Il a demandé au maire de lui communiquer l'avis au public, la fiche d'implantation et le courrier préfectoral d'accompagnement. 
En l'absence de réponse du maire, il a saisi la CADA d'une demande de communication de ces documents. Elle a rendu un avis favorable pour la communication de l'avis au public et la première page du courrier préfetoral mais refusa la communication de la fiche d'implantation parcellaire et de la carte de localisation des disséminations. Le motif invoqué était relatif au secret de la vie privée et à la sécurité des exploitants concernés.
Le Conseil d'Etat a été saisi et a décidé de surseoir à statuer aux fins d'interroger la CJCE sur deux points :
-la notion de "lieu de dissémination"
-la faculté des autorités nationales de s'opposer à la communication de la fiche d'implantation parcellaire et de la carte de localisation des disséminations au motif qu'elle porterait atteinte à l'ordre public.
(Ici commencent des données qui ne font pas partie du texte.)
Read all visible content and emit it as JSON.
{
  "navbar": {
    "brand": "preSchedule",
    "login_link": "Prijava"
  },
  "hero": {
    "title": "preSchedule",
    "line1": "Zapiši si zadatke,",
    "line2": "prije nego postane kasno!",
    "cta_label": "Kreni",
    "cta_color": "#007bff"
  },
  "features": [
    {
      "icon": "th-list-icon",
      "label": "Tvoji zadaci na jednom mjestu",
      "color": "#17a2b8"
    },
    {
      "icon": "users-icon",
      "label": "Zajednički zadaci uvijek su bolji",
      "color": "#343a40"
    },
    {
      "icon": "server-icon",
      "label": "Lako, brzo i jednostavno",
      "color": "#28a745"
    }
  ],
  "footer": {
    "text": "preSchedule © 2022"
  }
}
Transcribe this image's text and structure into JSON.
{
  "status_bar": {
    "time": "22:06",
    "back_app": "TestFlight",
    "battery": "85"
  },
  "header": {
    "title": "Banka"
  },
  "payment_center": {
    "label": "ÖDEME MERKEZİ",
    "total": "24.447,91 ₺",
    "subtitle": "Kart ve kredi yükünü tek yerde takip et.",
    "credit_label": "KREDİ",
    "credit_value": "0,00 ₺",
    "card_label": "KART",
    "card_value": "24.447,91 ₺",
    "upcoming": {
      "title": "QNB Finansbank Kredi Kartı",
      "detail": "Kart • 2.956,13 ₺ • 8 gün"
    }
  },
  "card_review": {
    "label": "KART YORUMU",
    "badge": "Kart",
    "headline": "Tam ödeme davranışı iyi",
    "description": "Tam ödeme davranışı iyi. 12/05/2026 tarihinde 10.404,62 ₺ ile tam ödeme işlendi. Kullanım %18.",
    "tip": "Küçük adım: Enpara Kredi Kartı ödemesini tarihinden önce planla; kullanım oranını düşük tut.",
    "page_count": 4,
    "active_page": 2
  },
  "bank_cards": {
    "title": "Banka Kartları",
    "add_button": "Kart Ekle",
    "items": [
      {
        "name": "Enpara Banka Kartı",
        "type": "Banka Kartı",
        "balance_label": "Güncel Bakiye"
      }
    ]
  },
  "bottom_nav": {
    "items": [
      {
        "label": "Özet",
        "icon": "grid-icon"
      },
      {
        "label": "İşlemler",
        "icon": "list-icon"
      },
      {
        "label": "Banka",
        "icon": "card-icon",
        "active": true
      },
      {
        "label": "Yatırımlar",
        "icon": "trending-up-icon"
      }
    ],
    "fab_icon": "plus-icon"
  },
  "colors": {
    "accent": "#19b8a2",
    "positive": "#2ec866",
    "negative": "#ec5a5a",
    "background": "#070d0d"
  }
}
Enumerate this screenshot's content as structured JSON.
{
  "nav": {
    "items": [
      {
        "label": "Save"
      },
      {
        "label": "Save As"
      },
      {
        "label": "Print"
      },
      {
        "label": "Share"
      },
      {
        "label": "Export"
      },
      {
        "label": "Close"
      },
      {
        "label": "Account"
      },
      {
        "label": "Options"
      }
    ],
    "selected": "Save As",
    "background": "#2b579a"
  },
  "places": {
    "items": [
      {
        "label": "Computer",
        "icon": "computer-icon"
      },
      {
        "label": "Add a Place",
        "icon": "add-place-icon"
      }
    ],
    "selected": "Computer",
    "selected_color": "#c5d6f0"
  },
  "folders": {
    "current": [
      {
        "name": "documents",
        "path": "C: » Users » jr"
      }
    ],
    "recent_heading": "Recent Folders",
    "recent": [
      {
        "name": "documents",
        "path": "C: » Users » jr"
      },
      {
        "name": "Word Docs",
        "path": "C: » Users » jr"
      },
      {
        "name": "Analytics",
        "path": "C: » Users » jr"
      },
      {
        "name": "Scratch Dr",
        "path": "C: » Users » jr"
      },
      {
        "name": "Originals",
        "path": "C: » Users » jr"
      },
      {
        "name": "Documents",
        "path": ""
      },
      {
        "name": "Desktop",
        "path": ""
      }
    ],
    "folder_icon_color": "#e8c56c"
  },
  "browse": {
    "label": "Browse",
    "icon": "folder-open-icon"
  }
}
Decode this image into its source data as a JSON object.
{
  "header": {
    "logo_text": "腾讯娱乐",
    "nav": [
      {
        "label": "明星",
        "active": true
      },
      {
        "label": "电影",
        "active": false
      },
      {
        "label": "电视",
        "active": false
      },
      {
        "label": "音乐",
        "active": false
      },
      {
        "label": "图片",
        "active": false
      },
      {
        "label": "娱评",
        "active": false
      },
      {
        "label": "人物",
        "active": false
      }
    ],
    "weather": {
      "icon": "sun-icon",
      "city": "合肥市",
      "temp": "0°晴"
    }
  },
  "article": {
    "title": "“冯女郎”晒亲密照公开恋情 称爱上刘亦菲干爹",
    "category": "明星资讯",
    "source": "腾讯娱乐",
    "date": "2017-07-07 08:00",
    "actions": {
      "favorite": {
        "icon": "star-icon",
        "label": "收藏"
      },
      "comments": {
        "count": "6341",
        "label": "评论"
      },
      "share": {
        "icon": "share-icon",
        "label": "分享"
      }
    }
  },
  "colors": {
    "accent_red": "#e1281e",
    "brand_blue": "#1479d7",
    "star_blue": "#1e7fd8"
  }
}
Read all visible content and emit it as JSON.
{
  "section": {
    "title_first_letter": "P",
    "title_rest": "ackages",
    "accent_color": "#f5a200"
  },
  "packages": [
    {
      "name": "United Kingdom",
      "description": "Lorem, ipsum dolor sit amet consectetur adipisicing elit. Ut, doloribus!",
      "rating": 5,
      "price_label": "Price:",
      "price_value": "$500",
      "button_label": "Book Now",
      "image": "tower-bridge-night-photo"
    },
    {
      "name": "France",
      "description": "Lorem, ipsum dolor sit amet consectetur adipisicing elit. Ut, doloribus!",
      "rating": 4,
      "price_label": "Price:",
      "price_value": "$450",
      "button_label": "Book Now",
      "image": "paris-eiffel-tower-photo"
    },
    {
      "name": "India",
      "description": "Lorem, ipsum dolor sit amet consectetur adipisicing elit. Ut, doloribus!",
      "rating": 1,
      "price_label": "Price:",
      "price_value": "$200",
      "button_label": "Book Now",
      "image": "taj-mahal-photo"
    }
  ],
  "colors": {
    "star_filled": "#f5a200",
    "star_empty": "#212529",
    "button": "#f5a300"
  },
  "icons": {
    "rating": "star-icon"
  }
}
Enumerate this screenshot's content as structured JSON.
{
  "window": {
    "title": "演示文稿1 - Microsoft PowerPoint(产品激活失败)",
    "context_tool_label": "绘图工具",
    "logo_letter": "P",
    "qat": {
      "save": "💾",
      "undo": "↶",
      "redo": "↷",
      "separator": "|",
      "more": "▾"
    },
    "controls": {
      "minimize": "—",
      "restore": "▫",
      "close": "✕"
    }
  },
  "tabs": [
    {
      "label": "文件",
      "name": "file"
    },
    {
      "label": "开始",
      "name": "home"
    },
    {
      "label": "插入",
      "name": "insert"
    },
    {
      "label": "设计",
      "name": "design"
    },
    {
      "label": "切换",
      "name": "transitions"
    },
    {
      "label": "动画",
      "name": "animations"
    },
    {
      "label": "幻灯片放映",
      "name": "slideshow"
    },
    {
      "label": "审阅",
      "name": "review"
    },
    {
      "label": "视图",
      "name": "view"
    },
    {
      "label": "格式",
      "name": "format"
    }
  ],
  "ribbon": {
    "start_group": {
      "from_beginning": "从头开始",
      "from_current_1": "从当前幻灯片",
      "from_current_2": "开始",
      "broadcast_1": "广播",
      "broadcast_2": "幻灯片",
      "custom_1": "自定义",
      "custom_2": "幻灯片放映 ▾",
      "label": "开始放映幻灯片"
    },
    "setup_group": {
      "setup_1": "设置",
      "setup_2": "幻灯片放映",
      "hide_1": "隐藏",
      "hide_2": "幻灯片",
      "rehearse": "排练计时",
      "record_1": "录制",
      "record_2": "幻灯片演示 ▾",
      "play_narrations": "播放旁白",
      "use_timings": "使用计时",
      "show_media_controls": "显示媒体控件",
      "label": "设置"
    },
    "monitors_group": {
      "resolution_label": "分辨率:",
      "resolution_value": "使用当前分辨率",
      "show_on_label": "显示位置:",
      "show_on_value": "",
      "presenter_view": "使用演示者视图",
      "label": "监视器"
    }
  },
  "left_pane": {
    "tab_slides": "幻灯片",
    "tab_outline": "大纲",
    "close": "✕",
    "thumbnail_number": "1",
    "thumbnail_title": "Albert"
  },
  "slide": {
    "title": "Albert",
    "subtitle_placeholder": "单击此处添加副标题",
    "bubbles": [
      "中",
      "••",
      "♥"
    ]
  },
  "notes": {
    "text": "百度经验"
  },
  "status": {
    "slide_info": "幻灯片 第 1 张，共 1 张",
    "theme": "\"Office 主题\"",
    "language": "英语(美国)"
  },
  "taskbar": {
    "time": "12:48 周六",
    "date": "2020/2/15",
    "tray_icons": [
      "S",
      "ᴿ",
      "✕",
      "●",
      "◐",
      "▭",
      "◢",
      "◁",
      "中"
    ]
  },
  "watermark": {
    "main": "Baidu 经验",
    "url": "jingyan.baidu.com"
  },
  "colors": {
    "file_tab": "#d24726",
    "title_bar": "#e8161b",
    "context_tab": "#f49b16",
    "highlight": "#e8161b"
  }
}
En ce qui concerne le lieu de la dissémination :
En vertu du principe de précaution, le public dispose d'un droit d'accès aux informations relatives à la dissémination volontaire d'OGM. Ainsi un regime de transparence, une procédure d'autorisation et des mécanismes de consultation du public ont été mis en place.
De plus, les individus souhaitant disséminer des OGM dans l'environnement doivent notifier aux autorités nationales un certain nombre d'informations (la localisation et l'étendue des sites de dissémination, la description de l'écosystème des sites de dissémination, la proximité des sites de biotopes protégés...).
Ainsi "il résulte du lien établi entre la procédure de notification et l'accès aux données relatives à la dissémination volontaire d'OGM que, sauf dérogation prévue par la directive, le public intéressé peut demander la communication de toute information transmise par le notifiant dans le cadre du processus d'autorisation relatif à une telle dissémination".
Le lieu de dissémination étant "déterminé par toute information relative à la localisation de cette dissémination".

En ce qui concerne le droit d'accès des tiers aux informations relatives à la dissémination :
Le droit d'accès à l'information connaît des limites prévues par la directive. Elles visent à protéger les informations confidentielles, celles susceptibles de nuire à une position concurentielle ou celles protégeant les droits de propriété intellectuelle.
Cependant, "l'information relative au lieu de la dissémination ne saurait en aucun cas rester confidentielle", "une réserve tenant à la protection de l'ordre public ou à d'autres intérêts protégés par la loi ne saurait être opposée à la communication des informations énoncées par la directive".